A la suite de plusieurs incidents dans le paiement des loyers à elle dus par Monsieur [D] [S], Madame [Z] [W] a successivement été amenée :
- à adresser à son locataire, par l'entremise de son assureur Protection Juridique, une mise en demeure de régler son arriéré locatif d'un montant de 3509,90 €, et ce au moyen d'une lettre recommandée avec accusé de réception datée du 2 février 2021, et restée lettre morte
- à faire délivrer à son locataire un commandement de payer visant la clause résolutoire insérée dans son contrat de bail, et ce par acte d'huissier du 15 mars 2021 faisant état d'un arriéré locatif d'un montant de 5407,10 € arrêté au 10 mars 2021, et demeuré infructueux
- à assigner son locataire défaillant devant le Juge des contentieux de la protection du Tribunal Judiciaire de TULLE, et ce
* par acte d'huissier du 20 octobre 2021
* à l'effet notamment
° de voir constater la résiliation du bail consenti à ce dernier par application de la clause résolutoire
° de voir ordonner son expulsion et celle de tous occupants de son chef, avec si nécessaire le concours de la force publique, et sous astreinte de 200 € par jour de retard jusqu'à la libération complète des lieux
° de le voir condamner au paiement de la somme de 6664,70 € au titre de l'arriéré de loyers et charges arrêté au 15 mai 2021, d'une indemnité d'occupation mensuelle de 550 € à compter du 16 mai 2021, de la somme de 1000 € à titre de dommages et intérêts, et d'une indemnité de 1500 € sur le fondement de l'article 700 du Code de Procédure Civile.

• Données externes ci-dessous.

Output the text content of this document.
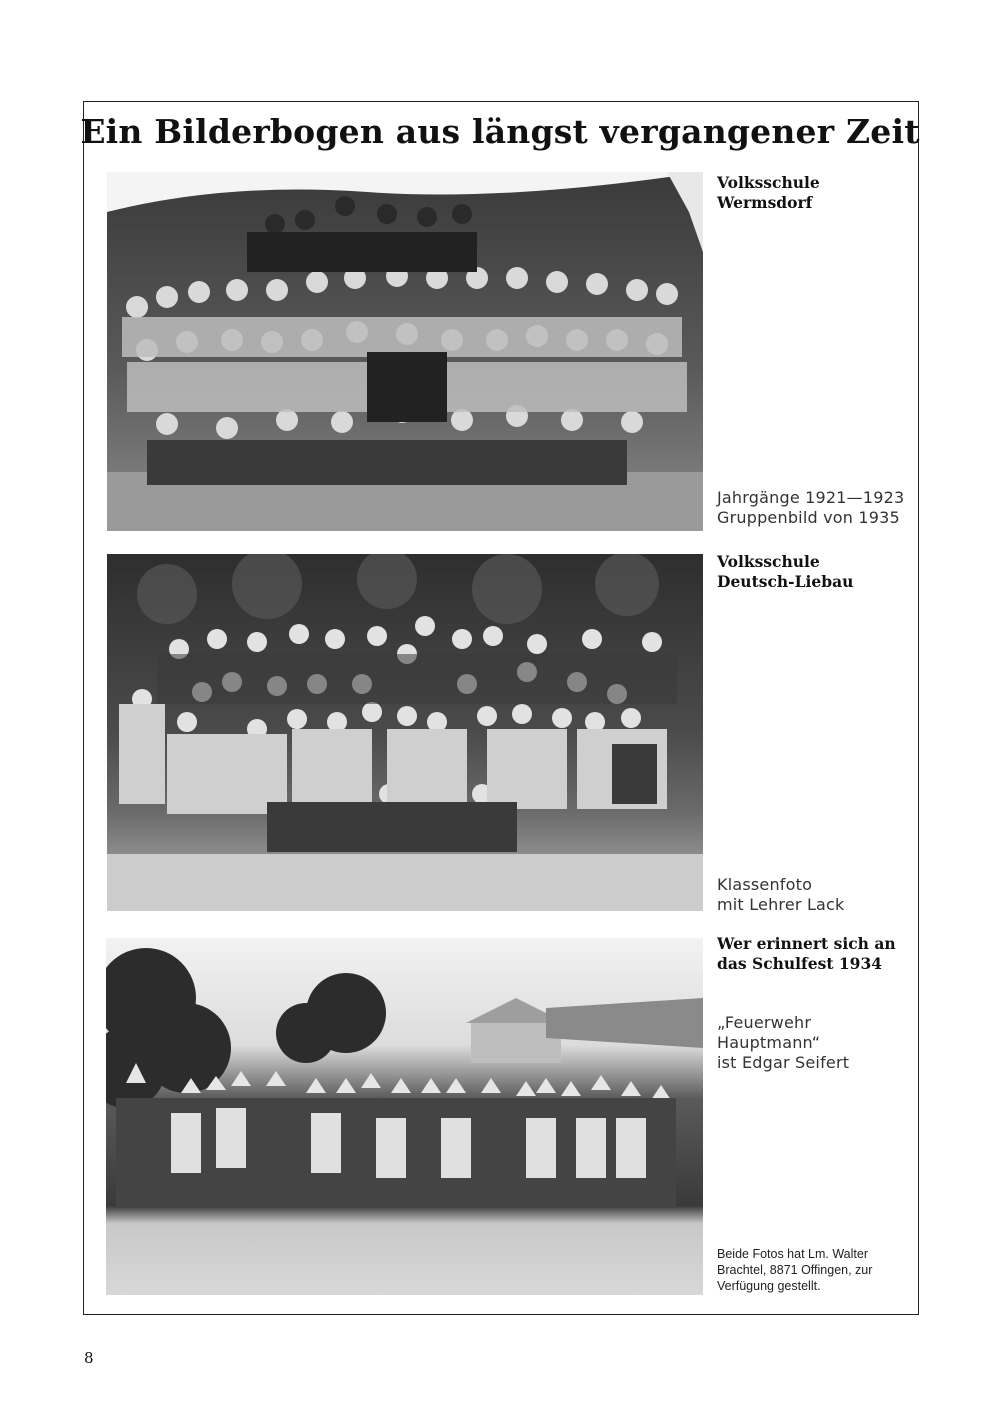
Ein Bilderbogen aus längst vergangener Zeit
Volksschule
Wermsdorf
Jahrgänge 1921—1923
Gruppenbild von 1935
Volksschule
Deutsch-Liebau
Klassenfoto
mit Lehrer Lack
Wer erinnert sich an
das Schulfest 1934
„Feuerwehr
Hauptmann“
ist Edgar Seifert
Beide Fotos hat Lm. Walter
Brachtel, 8871 Offingen, zur
Verfügung gestellt.
8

Par jugement du 5 septembre 2022, le Juge des contentieux de la protection duTribunal Judiciaire de TULLE a notamment :
- autorisé Madame [Z] [W] à faire procéder à l'expulsion de Monsieur [D] [S] et de celle de tous occupants de son chef, et ce
* après avoir constaté la réunion des conditions d'application de la clause résolutoire contenue dans le bail consenti à Monsieur [D] [S]
* en considérant qu'il n'y avait pas lieu à condamnation sous astreinte
- condamné Monsieur [D] [S] à payer à Madame [Z] [W]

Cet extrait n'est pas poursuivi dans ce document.